As Tapestry’s general manager Catherine Wallbank puts it, “The boomers think, ‘If this is the face of retirement, I’m okay with it.’ ” (Tapestry accepts residents aged 62 and up.)
Don’t expect to see any paisley at Tapestry, she says as she gives a tour of the 168-unit building. In place of the typical dusty landscape paintings are modern artworks in subdued tones. The decor choices are a shorthand for new thinking about the needs and tastes of an aging population. At new retirement homes such as Tapestry, several services match those in many retirement homes – weekly housekeeping, social activities and a medical staff on call. But the medical clinic is called a “wellness centre.” And instead of mandatory set mealtimes and fixed menu choices, residents have a $400 credit for the restaurant to spend à la carte. They can blow it all on a few filet mignon dinners or stretch it out with less expensive fare. Residents with cars enjoy valet parking. Pet care is available, too.
While prune juice may be on offer, cocktails are front and centre. The pub hosts martini contests and boasts an impressive wine list. Residents can ask that their own wine collections be cellared in the restaurant. And a TV-worthy kitchen demonstration area is used for classes, but can also be booked for wine tastings and private dinners. Prices range from about $3,000 for a studio apartment to $6,000 a month for a two-bedroom unit.
Included in Ms. Camilleri’s one-bedroom rental is two hours a month of concierge services, such as a private car with driver to take her to the theatre or shopping. She takes fitness classes as well as a computer class in the “brain centre” to beef up her memory.
“I can remember names much better, now,” she says, before heading off to lunch and a visit with chef Michael Howell, whose résumé includes stints at Toronto’s Auberge de Pommier, Moishes Steakhouse and the Four Seasons.
Likewise, retiree Joan McLeod, 82, has lived in a Vancouver Amica residence for 31/2 years and is now accustomed to regular fitness programs, shopping and cultural outings, and afternoon hors d’oeuvres parties.
“It’s a cross between a five-star hotel and a cruise ship,” she says.
Still, experts on aging caution that there’s still a big question mark regarding how the next generation will age.
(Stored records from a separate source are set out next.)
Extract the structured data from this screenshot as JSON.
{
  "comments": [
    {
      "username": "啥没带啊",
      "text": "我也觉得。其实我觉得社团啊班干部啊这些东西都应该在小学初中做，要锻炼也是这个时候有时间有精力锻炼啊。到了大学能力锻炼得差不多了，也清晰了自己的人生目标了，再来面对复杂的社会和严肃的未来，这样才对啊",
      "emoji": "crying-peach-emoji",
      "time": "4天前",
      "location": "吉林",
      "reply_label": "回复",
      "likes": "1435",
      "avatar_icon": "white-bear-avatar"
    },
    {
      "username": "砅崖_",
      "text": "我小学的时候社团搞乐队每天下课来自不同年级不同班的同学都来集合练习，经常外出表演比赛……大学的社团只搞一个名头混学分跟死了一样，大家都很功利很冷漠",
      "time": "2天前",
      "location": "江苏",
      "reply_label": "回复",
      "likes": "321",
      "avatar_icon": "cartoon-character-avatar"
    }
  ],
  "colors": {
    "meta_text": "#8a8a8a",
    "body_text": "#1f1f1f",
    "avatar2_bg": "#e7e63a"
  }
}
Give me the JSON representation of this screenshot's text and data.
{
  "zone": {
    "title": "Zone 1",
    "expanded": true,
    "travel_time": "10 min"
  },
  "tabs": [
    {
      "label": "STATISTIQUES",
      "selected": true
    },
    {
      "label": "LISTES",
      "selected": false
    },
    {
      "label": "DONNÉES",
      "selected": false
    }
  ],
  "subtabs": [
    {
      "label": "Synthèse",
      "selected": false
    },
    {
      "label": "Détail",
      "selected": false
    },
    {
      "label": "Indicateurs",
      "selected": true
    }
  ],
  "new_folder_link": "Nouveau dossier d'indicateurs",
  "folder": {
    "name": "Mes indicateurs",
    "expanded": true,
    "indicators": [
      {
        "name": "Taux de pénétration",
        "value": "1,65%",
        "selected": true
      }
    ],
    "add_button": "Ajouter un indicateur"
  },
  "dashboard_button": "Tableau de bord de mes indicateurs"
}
University of Alberta gerontology professor Norah Keating says it makes good business sense that luxe retirement homes are already reflecting boomer interests.
“But we really don’t know what that generation’s going to look like in very old age,” she says. People’s interests and needs at 85 are very different from those at 55, she adds.
She suggests boomers would do well to remember there may be a next step after the funky independent living of a place like Amica or Tapestry. They may want to make sure there’s money left over for long-term medical care, too.
“Some people in the baby-boom generation will end up with high levels of health problems or dementias and some of them will not,” she says.
“There is a vision of a seamless transition. I think the seams are a little frayed.”